Sarah Hill, They Wonder. Performance apresentada em Montserrat’s 301 Gallery 2014, Beverly, Massachusetts, Estados Unidos. Outubro de 2014. Fotografias de Mel Powsner
Com uma trajetória relativamente recente, se observarmos o ano da primeira criação apresentada para uma audiência mais ampla – e não levarmos em conta os experimentos dos anos anteriores em que, obviamente, existiram outras concepções, outros projetos, esboços e outras invenções ou rascunhos que não se tornaram obras para serem expostas como tais –, Sarah Hill tem desenvolvido uma sequência de expressões extremamente coerentes entre si com um início anunciado nos anos de 2011-12 e com uma eficácia absolutamente ardente, negando qualquer apatia por parte da audiência bem como da sua própria performance.
Sarah Hill, I’m Fine.

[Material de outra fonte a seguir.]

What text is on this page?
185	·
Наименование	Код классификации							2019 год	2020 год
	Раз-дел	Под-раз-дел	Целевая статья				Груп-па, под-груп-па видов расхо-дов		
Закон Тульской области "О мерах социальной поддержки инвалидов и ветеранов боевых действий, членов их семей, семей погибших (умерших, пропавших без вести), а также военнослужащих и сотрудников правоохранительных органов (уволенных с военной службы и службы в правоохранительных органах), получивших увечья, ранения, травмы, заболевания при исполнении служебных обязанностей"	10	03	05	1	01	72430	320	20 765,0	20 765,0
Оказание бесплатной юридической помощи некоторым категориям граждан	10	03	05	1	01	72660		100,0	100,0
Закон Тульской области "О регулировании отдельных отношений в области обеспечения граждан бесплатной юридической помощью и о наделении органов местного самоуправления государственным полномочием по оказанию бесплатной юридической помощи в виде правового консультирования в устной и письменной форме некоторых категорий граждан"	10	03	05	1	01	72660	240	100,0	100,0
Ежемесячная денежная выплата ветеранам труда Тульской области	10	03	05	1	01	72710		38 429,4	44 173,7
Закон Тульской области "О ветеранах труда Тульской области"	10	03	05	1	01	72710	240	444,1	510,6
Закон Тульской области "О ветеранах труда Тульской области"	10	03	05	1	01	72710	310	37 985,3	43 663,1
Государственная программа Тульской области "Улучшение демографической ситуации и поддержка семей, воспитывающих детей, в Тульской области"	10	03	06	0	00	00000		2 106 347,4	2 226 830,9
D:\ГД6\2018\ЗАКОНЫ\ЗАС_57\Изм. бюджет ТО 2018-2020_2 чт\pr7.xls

Performance apresentada no The Contemporary Art Center, Québec, Canadá. Abril de 2013. Fotografias de Patrick Altman
Comecemos então pela primeira ação apresentada a uma audiência mais ampla. Repetindo incessantemente “I’m fine, I’m fine, I’m fine, I’m fine”, pisando forte no chão com seus saltos altíssimos calçados em seus pés, corpo adornado por uma peruca de cor vibrante, por um traje exuberante, Sarah reitera “I’m fine, I’m fine” e bate os pés contra o piso. Aos poucos, as pisadas fortes se transformam em saltos calculados, depois em pulos frenéticos desajeitados, em pancadas intensas contra o chão, em saltos altíssimos. A voz, que inicialmente era delicada e baixa ao dizer sem parar “I’m fine, I’m fine”, em seguida passa aos berros em tom alto e grave “I’M FINE, I’M FINE, I’M FINE”, e a ação, que começa circunspecta em sua composição sempre evolutiva, atinge o completo descontrole, mas sem perder o objetivo central de dizer “I’m fine, I’m fine…” e pisar/saltar/pular contra o chão o tempo todo até a completa exaustão.

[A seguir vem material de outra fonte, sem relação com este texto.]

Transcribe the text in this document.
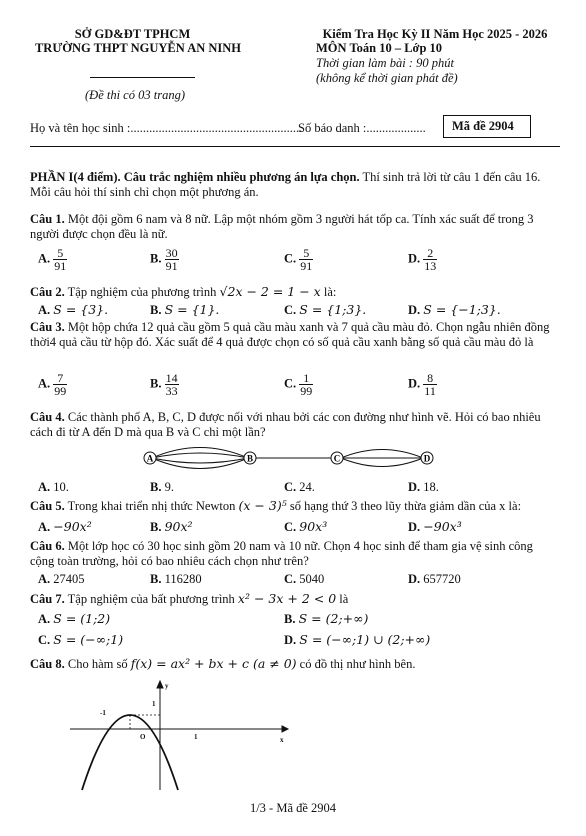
SỞ GD&ĐT TPHCM
TRƯỜNG THPT NGUYỄN AN NINH
(Đề thi có 03 trang)
Kiểm Tra Học Kỳ II Năm Học 2025 - 2026
MÔN Toán 10 – Lớp 10
Thời gian làm bài : 90 phút
(không kể thời gian phát đề)
Họ và tên học sinh :.......................................................
Số báo danh :...................	Mã đề 2904
PHẦN I(4 điểm). Câu trắc nghiệm nhiều phương án lựa chọn. Thí sinh trả lời từ câu 1 đến câu 16.
Mỗi câu hỏi thí sinh chỉ chọn một phương án.
Câu 1. Một đội gồm 6 nam và 8 nữ. Lập một nhóm gồm 3 người hát tốp ca. Tính xác suất để trong 3 người được chọn đều là nữ.
A. $\frac{5}{91}$	B. $\frac{30}{91}$	C. $\frac{5}{91}$	D. $\frac{2}{13}$
Câu 2. Tập nghiệm của phương trình √2x − 2 = 1 − x là:
A. S = {3}.	B. S = {1}.	C. S = {1;3}.	D. S = {−1;3}.
Câu 3. Một hộp chứa 12 quả cầu gồm 5 quả cầu màu xanh và 7 quả cầu màu đỏ. Chọn ngẫu nhiên đồng thời4 quả cầu từ hộp đó. Xác suất để 4 quả được chọn có số quả cầu xanh bằng số quả cầu màu đỏ là
A. $\frac{7}{99}$	B. $\frac{14}{33}$	C. $\frac{1}{99}$	D. $\frac{8}{11}$
Câu 4. Các thành phố A, B, C, D được nối với nhau bởi các con đường như hình vẽ. Hỏi có bao nhiêu cách đi từ A đến D mà qua B và C chỉ một lần?
A	B	C	D
A. 10.	B. 9.	C. 24.	D. 18.
Câu 5. Trong khai triển nhị thức Newton (x − 3)⁵ số hạng thứ 3 theo lũy thừa giảm dần của x là:
A. −90x²	B. 90x²	C. 90x³	D. −90x³
Câu 6. Một lớp học có 30 học sinh gồm 20 nam và 10 nữ. Chọn 4 học sinh để tham gia vệ sinh công cộng toàn trường, hỏi có bao nhiêu cách chọn như trên?
A. 27405	B. 116280	C. 5040	D. 657720
Câu 7. Tập nghiệm của bất phương trình x² − 3x + 2 < 0 là
A. S = (1;2)	B. S = (2;+∞)
C. S = (−∞;1)	D. S = (−∞;1) ∪ (2;+∞)
Câu 8. Cho hàm số f(x) = ax² + bx + c (a ≠ 0) có đồ thị như hình bên.
y
x
1
-1
O	1
1/3 - Mã đề 2904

Sarah Hill, I’m Fine. Performance apresentada em Anthony Greane, Boston, Massachusetts, Estados Unidos. Janeiro de 2013. Fotografia de Hayley Morgenstern
Enquanto pula, de forma simbólica golpeia forte com os seus pés a face de uma cultura heterocentrada. Saltando raivosamente de salto-agulha, espanca o patriarcado opressor de forma enérgica, berrando, com fúria, e olhando fixamente para o mesmo solo em que bate os seus pés, pisoteando densamente para massacrar o mesmo sistema que todos os dias suprime qualquer existência que não faça parte da norma. Sarah não devolve as agressões da mesma forma, porque quem sente mais uma vez a dor é quem protesta na ação e não quem é o alvo da denúncia. “I’m fine” é um grito de queixa, é um pedido de socorro, é um berro de revelação, é uma rogativa pela admissão das diferenças em nossa sociedade e é também um ato libertador. Apesar dos seus dizeres repetitivos, quando promulga “I’m fine”, Sarah evidencia o contrário, porque afinal não está tudo bem. E, definitivamente, sabemos que, num encadeamento global, não está mesmo tudo bem.

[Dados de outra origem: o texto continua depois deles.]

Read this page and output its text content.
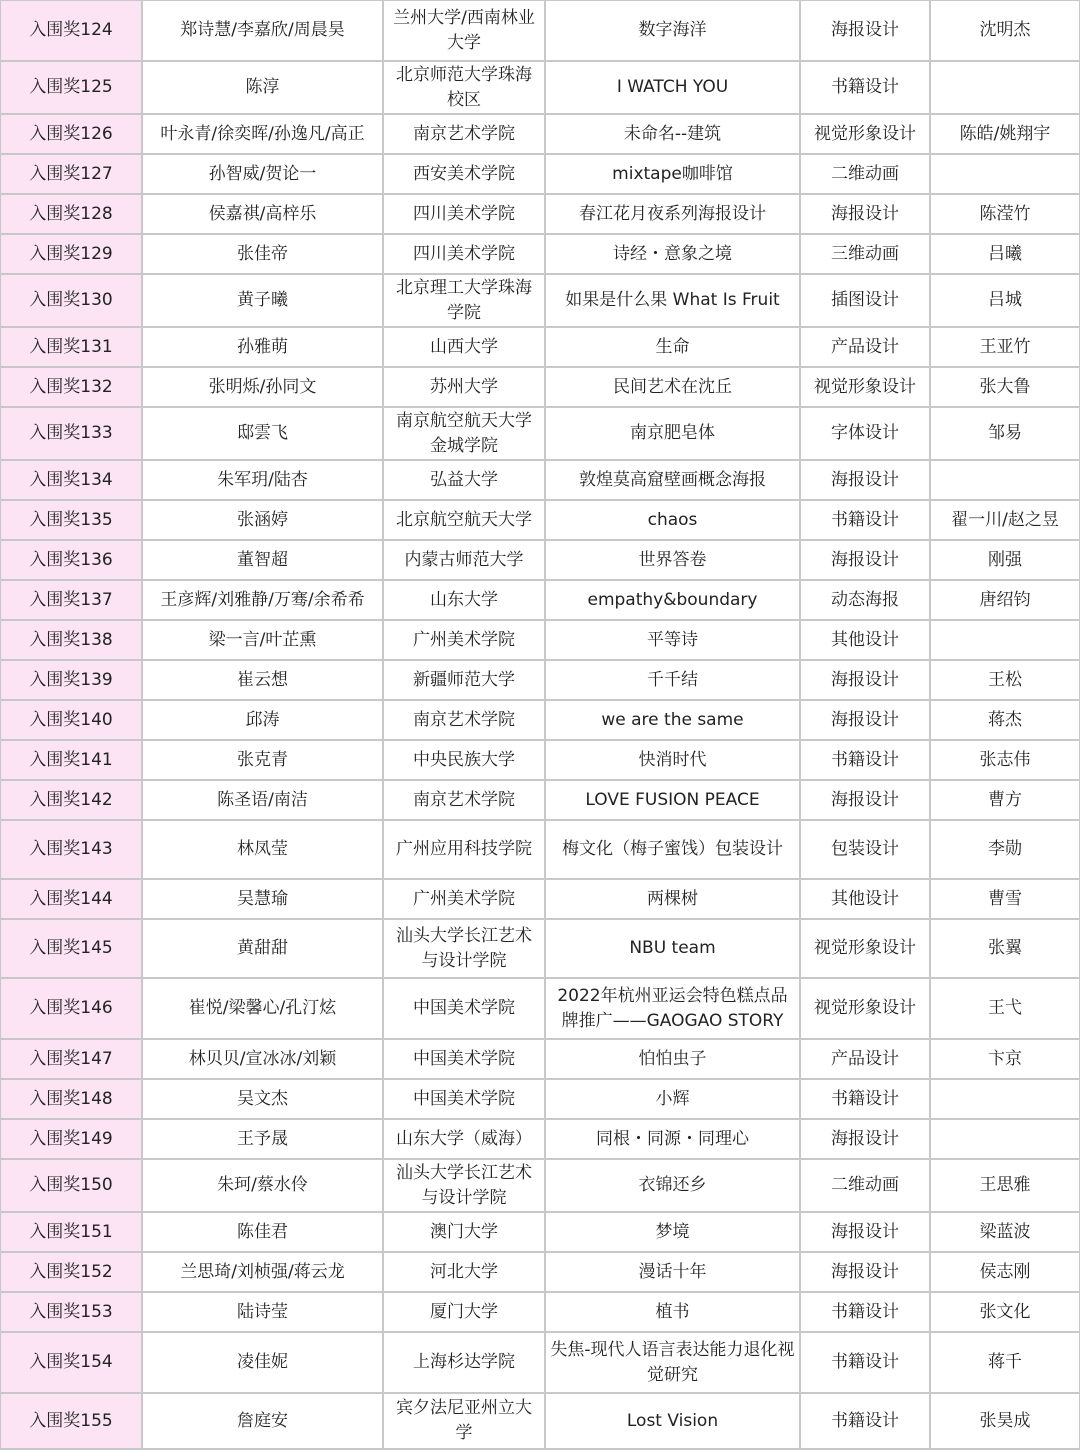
入围奖124	郑诗慧/李嘉欣/周晨昊	兰州大学/西南林业大学	数字海洋	海报设计	沈明杰
入围奖125	陈淳	北京师范大学珠海校区	I WATCH YOU	书籍设计	
入围奖126	叶永青/徐奕晖/孙逸凡/高正	南京艺术学院	未命名--建筑	视觉形象设计	陈皓/姚翔宇
入围奖127	孙智威/贺论一	西安美术学院	mixtape咖啡馆	二维动画	
入围奖128	侯嘉祺/高梓乐	四川美术学院	春江花月夜系列海报设计	海报设计	陈滢竹
入围奖129	张佳帝	四川美术学院	诗经・意象之境	三维动画	吕曦
入围奖130	黄子曦	北京理工大学珠海学院	如果是什么果 What Is Fruit	插图设计	吕城
入围奖131	孙雅萌	山西大学	生命	产品设计	王亚竹
入围奖132	张明烁/孙同文	苏州大学	民间艺术在沈丘	视觉形象设计	张大鲁
入围奖133	邸雲飞	南京航空航天大学金城学院	南京肥皂体	字体设计	邹易
入围奖134	朱军玥/陆杏	弘益大学	敦煌莫高窟壁画概念海报	海报设计	
入围奖135	张涵婷	北京航空航天大学	chaos	书籍设计	翟一川/赵之昱
入围奖136	董智超	内蒙古师范大学	世界答卷	海报设计	刚强
入围奖137	王彦辉/刘雅静/万骞/余希希	山东大学	empathy&boundary	动态海报	唐绍钧
入围奖138	梁一言/叶芷熏	广州美术学院	平等诗	其他设计	
入围奖139	崔云想	新疆师范大学	千千结	海报设计	王松
入围奖140	邱涛	南京艺术学院	we are the same	海报设计	蒋杰
入围奖141	张克青	中央民族大学	快消时代	书籍设计	张志伟
入围奖142	陈圣语/南洁	南京艺术学院	LOVE FUSION PEACE	海报设计	曹方
入围奖143	林凤莹	广州应用科技学院	梅文化（梅子蜜饯）包装设计	包装设计	李勋
入围奖144	吴慧瑜	广州美术学院	两棵树	其他设计	曹雪
入围奖145	黄甜甜	汕头大学长江艺术与设计学院	NBU team	视觉形象设计	张翼
入围奖146	崔悦/梁馨心/孔汀炫	中国美术学院	2022年杭州亚运会特色糕点品牌推广——GAOGAO STORY	视觉形象设计	王弋
入围奖147	林贝贝/宣冰冰/刘颖	中国美术学院	怕怕虫子	产品设计	卞京
入围奖148	吴文杰	中国美术学院	小辉	书籍设计	
入围奖149	王予晟	山东大学（威海）	同根・同源・同理心	海报设计	
入围奖150	朱珂/蔡水伶	汕头大学长江艺术与设计学院	衣锦还乡	二维动画	王思雅
入围奖151	陈佳君	澳门大学	梦境	海报设计	梁蓝波
入围奖152	兰思琦/刘桢强/蒋云龙	河北大学	漫话十年	海报设计	侯志刚
入围奖153	陆诗莹	厦门大学	植书	书籍设计	张文化
入围奖154	凌佳妮	上海杉达学院	失焦-现代人语言表达能力退化视觉研究	书籍设计	蒋千
入围奖155	詹庭安	宾夕法尼亚州立大学	Lost Vision	书籍设计	张昊成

Sarah Hill, It’s ok, 2013-14. Frames da animação criada a partir da ação I’m Fine
Há correspondência com a audiência nos trabalhos em que Hill explora a sua própria experiência e toma a sua autorrepresentação como cerne das suas criações para impulsionar aquilo que Judith Butler certifica em sua escrita, ao declarar que “o gênero não deve ser meramente concebido como a inscrição cultural de significado num sexo previamente dado” [1]. Sendo assim, Sarah Hill reforça um discurso que procura desmantelar uma falsa noção tão enraizada num pensamento ordenado por uma heteronormatividade compulsória.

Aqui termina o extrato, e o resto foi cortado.